We are all, to some extent, labouring in a measurement-obsessed culture. On TV, people are constantly measured by their incomes, property or waistlines. Most teachers trawl through coursework and curriculum, trying to match or better their targets. Sadly, we are rarely given encouragement or “permission” to take risks, create, grow or - horror of horrors - occasionally fail.

Recently, I have rediscovered my enthusiasm for teaching through emotional intelligence. At first, I was sceptical; I was worried that it sounded too “touchy-feely”. I didn’t want to hug trees or find my “inner child”, be in “the zone” or think “outside the box”. Yuk.

Surprisingly, what I actually found was that emotional intelligence allows us to discover our own individual emotions, strengths and goals. It encourages us to interact rather than react to ourselves and others. It celebrates individuality.

For years, our education system has suggested that intelligence is something which should be divorced from emotion. However, research into the brain has found that we have to in be a receptive emotional state in order to produce the important “thinking chemical”, dopamine. If we are angry, stressed or nervous then we “shut down” and return to our “primitive brain” function - a familiar state during last lesson on a Friday afternoon!

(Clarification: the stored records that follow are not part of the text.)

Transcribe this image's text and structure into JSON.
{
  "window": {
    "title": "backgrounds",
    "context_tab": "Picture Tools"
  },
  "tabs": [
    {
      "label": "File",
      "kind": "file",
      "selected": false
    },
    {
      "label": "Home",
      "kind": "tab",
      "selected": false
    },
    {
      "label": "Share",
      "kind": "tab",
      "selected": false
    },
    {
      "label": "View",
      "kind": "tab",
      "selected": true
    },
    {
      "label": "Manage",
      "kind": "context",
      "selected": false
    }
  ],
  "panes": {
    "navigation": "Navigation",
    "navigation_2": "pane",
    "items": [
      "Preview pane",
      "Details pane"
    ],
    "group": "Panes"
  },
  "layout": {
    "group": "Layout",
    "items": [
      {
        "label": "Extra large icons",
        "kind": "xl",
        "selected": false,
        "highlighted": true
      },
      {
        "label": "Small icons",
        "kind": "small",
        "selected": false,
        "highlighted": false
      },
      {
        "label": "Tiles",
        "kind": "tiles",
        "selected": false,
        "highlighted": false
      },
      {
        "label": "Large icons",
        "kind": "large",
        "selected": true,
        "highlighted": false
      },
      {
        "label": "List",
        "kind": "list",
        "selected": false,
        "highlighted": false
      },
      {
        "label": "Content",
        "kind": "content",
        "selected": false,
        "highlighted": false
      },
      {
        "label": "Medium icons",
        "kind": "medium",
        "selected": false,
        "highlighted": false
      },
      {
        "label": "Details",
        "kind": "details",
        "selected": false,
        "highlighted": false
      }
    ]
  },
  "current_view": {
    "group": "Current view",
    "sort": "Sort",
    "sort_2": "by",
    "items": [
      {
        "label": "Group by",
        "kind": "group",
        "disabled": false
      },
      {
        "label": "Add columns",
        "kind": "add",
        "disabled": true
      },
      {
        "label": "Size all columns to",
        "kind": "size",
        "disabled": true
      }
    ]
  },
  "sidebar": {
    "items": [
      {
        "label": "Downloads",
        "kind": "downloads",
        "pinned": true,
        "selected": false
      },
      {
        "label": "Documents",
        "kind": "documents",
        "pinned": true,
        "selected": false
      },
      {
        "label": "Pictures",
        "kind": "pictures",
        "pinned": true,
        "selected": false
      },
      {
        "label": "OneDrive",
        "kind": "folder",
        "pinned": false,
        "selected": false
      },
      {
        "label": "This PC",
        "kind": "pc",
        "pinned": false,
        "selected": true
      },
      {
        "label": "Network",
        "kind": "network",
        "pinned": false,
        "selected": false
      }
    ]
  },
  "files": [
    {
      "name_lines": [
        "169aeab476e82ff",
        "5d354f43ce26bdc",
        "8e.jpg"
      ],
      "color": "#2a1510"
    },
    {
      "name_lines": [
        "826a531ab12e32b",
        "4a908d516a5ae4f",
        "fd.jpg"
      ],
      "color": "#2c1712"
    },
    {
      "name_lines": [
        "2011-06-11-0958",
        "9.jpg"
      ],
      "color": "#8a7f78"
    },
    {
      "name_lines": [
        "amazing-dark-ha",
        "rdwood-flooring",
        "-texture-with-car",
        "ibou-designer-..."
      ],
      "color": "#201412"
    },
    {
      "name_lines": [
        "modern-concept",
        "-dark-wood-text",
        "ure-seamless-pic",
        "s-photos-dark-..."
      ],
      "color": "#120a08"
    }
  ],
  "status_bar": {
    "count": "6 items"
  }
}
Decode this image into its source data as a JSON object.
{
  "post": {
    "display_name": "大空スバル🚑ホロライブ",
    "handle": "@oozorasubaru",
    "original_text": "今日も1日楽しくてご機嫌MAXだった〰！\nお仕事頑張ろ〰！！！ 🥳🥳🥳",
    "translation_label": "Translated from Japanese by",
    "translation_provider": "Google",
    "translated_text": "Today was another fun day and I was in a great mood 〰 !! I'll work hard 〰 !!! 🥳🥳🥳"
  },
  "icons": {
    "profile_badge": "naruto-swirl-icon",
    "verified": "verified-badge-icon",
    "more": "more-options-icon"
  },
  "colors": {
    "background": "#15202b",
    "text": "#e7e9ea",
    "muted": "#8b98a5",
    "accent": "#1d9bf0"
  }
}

It’s time to ditch the target setting and statistical mumbo jumbo. I didn’t sign up to work in a sausage factory. Maybe if we concentrated on the quality of the process, the results would come. Contemplating my school’s percentage A-C target for GCSE doesn’t get me jumping out of bed in the morning and I know it doesn’t inspire my colleagues either. Well, there’s probably one, but then there always is, isn’t there?

Instead of asking us to focus on children’s behaviour, emotional intelligence encourages us to explore our own. It starts with us and surely this is the key to establishing a happy, productive and respectful learning environment. It hasn’t turned me into a perfect teacher or a paragon of virtue, but it has given me the confidence to try new things. Some experiments have worked and some haven’t, but I am thoroughly enjoying trying them out.

Emotional intelligence takes us on the most exciting journeys into our own learning. And the best part is, we don’t need any fancy resources or products; we already have everything we need inside ourselves to take the first steps.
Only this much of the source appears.